One approach would be to use Object.assign to extend the object and also return the resulting newly-created object:
console.log(fruits.map(fruit => Object.assign(fruit, { price: "1.00" })));
Babel REPL Example
This removes the need for the return keyword, but it's hardly the biggest space-saver. It is also equivalent to what you already have (in that the original fruit object is modified. As joews points out below, if you wanted to leave the original array in-tact you can use an empty target object like so:
Object.assign({}, fruit, { price: "1.00"});
This will ensure that your original array is unmodified (which may or may not be what you want).
Finally, combining this with the spread operator gives us:
console.log(fruits.map(fruit => ({...fruit, price: "1.00" })));
You can also use .forEach() instead of .map() to directly modify fruits if you don't need the original version of fruits
fruits.forEach((fruit) => fruit.price = "$1.00");
http://www.es6fiddle.net/igwdk0gk/
Could do something like this, not recommended for readibility but technically one line.
fruits.map(fruit => (fruit.price = "$1.00") && fruit);
As others have mentioned this method just adds a property to the object and does not copy it. A simple way to keep this as a one liner, use a map and actually create a copy would be:
fruits.map(fruit => Object.assign({price: "$1.00"}, fruit));
Object.assign() will assign all the properties of fruit to the object { price: "$1.00" } and return it.
Live example:
"use strict";
let log = function() {
output.textContent += [].join.call(arguments, ' ') + '\n\n';
};
log('# MAP (OR FOREACH) WITHOUT ASSIGN');
let fruits = [
{"type" : "orange"},
{"type" : "apple"},
{"type" : "banana"}
];
let newfruits = fruits.map(fruit => (fruit.price = "$1.00") && fruit);
log('fruits', JSON.stringify(fruits));
log('newfruits', JSON.stringify(newfruits));
log('^-- Both are modified since newfruits its a new array with the same objects');
log('# MAP WITH ASSIGN');
fruits = [
{"type" : "orange"},
{"type" : "apple"},
{"type" : "banana"}
];
newfruits = fruits.map(fruit => Object.assign({price: "$1.00"}, fruit));
log('fruits', JSON.stringify(fruits));
log('newfruits', JSON.stringify(newfruits));
log('^-- Only newfruits is modified since its a new array with new objects');
pre {
word-wrap: break-word;
}
<pre id="output"></pre>
There are many ways to do this:
Side effects with the comma operator
If you want to do it inline you can use the comma operator (though it's a little obscure):
fruits.map((fruit) => (fruit.price = "$1.00", fruit))
We could also use && since assignment returns the assigned value and "$1.00" is truthy but the comma operator is more general, since we can also set false or 0 and have everything continue to work.
Higher-ordered functions
It's probably better to make a helper function, however:
// We're currying manually here, but you could also make the signature
// setter(name, value) and use your function of choice to curry when you need to.
function setter(name) {
return (value) => (obj) => {
obj[name] = value;
return obj;
}
}
Then you can use:
fruits.map(setter("price")("$1.00"))
Embrace mutability
As #Suppen points out in their comment, because normal JavaScript objects are mutable you can also avoid the map and use forEach instead:
fruits.forEach(fruit => fruit.price = "$1.00");
// Each element in fruits has been modified in-place.
A mapping function should almost always be pure.

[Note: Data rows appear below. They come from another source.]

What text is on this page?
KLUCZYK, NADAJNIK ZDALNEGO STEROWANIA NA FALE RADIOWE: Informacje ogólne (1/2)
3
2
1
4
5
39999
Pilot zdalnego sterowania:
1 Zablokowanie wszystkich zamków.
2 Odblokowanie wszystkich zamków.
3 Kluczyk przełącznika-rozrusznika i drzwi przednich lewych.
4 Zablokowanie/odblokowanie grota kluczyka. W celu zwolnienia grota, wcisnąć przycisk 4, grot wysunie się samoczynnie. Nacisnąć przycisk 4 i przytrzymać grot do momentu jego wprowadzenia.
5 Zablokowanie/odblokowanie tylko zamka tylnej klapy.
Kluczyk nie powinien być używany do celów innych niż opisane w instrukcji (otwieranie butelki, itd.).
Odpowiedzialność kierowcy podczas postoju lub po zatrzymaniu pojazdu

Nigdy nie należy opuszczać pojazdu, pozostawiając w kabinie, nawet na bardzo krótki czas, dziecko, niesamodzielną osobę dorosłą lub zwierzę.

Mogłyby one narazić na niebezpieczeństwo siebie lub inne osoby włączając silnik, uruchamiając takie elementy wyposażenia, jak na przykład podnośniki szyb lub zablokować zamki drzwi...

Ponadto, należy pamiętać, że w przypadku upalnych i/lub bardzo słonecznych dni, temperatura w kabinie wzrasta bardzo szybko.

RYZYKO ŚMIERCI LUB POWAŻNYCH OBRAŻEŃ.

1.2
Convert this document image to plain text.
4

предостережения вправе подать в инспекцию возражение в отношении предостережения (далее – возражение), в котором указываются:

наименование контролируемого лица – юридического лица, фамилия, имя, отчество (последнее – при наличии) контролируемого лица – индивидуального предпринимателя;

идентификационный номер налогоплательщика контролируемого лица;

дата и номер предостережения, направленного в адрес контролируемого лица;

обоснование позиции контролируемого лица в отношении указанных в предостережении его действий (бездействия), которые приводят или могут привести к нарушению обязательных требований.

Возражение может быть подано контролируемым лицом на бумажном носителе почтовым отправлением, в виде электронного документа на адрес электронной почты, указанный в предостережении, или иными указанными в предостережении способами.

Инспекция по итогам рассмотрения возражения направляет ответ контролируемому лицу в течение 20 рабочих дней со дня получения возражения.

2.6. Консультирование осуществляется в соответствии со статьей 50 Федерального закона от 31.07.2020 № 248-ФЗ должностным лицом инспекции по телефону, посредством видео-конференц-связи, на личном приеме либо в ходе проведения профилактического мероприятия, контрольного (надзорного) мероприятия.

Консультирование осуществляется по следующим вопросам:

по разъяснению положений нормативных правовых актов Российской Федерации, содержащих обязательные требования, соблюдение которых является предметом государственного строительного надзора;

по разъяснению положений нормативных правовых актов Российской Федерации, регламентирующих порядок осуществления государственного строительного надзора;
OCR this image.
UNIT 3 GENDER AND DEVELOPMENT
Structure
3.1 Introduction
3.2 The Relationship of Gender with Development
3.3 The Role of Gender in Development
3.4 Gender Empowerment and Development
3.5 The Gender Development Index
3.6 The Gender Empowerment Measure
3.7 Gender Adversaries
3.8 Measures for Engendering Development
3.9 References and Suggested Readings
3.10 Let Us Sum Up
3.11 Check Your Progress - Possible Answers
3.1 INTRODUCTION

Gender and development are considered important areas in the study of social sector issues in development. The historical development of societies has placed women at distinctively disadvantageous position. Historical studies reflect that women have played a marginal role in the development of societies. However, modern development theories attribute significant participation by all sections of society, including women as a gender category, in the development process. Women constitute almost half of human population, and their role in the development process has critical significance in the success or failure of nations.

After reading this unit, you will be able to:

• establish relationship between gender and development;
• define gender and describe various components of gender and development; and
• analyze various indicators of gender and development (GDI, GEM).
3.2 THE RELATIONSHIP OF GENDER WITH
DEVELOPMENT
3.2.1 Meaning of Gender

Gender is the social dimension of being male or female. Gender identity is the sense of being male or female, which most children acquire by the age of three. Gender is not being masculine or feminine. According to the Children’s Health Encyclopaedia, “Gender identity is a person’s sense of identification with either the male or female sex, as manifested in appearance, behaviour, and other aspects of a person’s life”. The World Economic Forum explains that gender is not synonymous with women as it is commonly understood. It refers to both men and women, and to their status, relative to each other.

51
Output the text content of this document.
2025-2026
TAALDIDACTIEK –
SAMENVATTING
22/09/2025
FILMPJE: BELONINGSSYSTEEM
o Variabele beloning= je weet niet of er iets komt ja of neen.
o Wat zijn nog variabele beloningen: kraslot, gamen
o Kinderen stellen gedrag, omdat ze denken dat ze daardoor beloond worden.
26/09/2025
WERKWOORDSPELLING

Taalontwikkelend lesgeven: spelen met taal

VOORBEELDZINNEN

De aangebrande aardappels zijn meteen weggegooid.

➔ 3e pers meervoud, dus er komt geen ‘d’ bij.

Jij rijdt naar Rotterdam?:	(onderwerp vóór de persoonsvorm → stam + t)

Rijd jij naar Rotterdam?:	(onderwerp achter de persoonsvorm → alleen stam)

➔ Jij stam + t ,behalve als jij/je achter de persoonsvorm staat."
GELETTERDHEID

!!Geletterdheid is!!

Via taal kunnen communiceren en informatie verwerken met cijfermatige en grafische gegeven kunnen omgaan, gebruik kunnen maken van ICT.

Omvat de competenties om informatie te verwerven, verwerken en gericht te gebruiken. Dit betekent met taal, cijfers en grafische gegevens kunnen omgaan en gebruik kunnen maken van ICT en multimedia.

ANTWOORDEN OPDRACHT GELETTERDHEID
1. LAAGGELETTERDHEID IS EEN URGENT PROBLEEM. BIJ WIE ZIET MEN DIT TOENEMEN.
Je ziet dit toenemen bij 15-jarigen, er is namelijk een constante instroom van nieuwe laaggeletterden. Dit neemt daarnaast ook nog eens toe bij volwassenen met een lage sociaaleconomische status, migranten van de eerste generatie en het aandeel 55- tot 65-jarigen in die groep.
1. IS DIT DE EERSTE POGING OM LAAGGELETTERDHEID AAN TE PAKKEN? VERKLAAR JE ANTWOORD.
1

If you are only going to modify the objects, a simple loop will do better (for (let fruit of fruits) fruit.price = …; console.log(fruits);).
So when you're returning a new object, a one-liner will be easy:
console.log(fruits.map(({type}) => ({type, price:"$1.00"})));
If you've got many properties, or properties you don't know, then Object.assign({}, …) is your friend (as in #joews' comment to #RGraham's answer).